Во-вторых, ни один из его нынешних знакомых не стал бы продолжать бой избитый, с двумя сломанными ребрами и ключицей. В-третьих, повод для дуэли был глуп и мелок, пьяные офицеры со своими грубыми шутками выбивались из рафинированного столичного общества музыкальных салонов с танцами, песенками, эпиграммами и дружескими шаржами. Вопрос в другом, имеет ли он, Кюн, право калечить их и убивать?
Друзья-фронтовики успели отнести своего травмированного сослуживца в ближайшую гостиницу и вернулись. Очередной противник предъявил секундантам армейскую, боевую саблю, мало уступающую сабле Кюна по весу, но по-настоящему острую.
— Я меняю оружие. Имею право сменить саблю, она совсем затупилась в схватке. Правила это позволяют сделать, — Кюн решил потянуть время.
— Она у тебя с самого начала была тупая, — опешил офицер.
— Я имею право? — напирал Кюн.
— Зачем тебе это? — еле слышно, на ухо, спросил Болд.
— Я не хочу драться. Ищу повод прекратить дуэль, — также тихо прошептал Кюн, чем сильно озадачил друга.
— Хочешь вывернуться, трусливый щенок. Не получится. Можешь сменить саблю. Я согласен, — офицер презрительно посмотрел на Кюна, а тому стало обидно, что он — «щенок». Кюна как будто подменили, он еле дождался команды секундантов. Противник достался Кюну высокий и жилистый. Длинные руки вдобавок к длинной сабле — не подступишься.

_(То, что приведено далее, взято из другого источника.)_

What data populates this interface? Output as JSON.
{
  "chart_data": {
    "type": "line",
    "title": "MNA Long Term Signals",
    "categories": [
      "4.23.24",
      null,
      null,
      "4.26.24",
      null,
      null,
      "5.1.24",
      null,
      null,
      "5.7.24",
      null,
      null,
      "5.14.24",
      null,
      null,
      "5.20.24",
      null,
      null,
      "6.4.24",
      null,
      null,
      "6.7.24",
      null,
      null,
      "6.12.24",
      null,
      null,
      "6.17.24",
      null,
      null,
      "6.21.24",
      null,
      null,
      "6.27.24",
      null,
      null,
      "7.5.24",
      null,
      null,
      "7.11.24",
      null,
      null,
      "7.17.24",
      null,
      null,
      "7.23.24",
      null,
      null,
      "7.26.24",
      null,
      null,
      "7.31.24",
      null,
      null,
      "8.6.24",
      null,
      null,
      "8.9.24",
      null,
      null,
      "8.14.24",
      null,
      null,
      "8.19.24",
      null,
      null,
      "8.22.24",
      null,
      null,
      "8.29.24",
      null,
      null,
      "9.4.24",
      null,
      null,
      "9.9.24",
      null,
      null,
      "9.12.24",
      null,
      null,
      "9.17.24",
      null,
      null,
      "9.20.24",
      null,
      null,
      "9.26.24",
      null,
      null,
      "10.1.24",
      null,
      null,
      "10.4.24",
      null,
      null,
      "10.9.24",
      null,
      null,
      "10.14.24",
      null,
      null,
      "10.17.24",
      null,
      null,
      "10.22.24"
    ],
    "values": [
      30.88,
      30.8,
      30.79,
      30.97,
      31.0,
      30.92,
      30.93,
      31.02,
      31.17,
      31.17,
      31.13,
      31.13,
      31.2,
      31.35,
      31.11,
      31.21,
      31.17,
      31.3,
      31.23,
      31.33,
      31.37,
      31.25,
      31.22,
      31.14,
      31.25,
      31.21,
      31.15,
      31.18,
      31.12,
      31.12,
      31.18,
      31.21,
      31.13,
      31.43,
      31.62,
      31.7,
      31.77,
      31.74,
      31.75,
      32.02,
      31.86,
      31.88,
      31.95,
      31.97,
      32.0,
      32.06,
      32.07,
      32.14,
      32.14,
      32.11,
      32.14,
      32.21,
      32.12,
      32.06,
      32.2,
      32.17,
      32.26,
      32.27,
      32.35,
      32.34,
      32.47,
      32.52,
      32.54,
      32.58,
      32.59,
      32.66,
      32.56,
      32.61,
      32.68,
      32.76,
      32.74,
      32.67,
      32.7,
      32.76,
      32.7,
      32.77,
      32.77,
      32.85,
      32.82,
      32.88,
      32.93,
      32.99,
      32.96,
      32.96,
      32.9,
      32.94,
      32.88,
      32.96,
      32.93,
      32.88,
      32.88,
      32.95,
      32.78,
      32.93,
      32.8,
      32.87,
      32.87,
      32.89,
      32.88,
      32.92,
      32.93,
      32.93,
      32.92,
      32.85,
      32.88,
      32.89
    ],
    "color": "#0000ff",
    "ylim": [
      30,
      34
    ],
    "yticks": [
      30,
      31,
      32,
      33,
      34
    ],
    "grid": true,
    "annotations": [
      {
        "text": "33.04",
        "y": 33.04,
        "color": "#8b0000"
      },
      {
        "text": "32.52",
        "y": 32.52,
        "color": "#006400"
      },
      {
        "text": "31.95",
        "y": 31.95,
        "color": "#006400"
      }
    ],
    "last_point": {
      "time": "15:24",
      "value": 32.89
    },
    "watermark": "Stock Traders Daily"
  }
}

Кюн привык, что он выше всех, что такие проблемы у его противников, а тут он сам попал под ветряную мельницу непрерывных мощных ударов. Офицер был старше Кюна лет на десять и гораздо массивнее, свой старый, до болезни, вес Кюн так и не набрал. Бой шел уже минут десять, оба тяжело дышали, оба получили по парочке легких ранений, но запястье левой руки Кюна одеревенело, еще пара тяжелых ударов и он не сможет удержать кинжал. И тут, наконец, Кюн «увидел», что через мгновение офицер, чуть помедлит закрыться, сабля Кюна пробьёт кольчугу на левом плече, … и он вложил в удар всю свою силу. Кюн отскочил, теперь, когда противник истекает кровью, важно было выгадать время. Удача окрылила, придала свежие силы Кюну, он легко уходил от ударов, двигаясь по всей площадке.
— Остановись, трус, прими бой! — взревел офицер.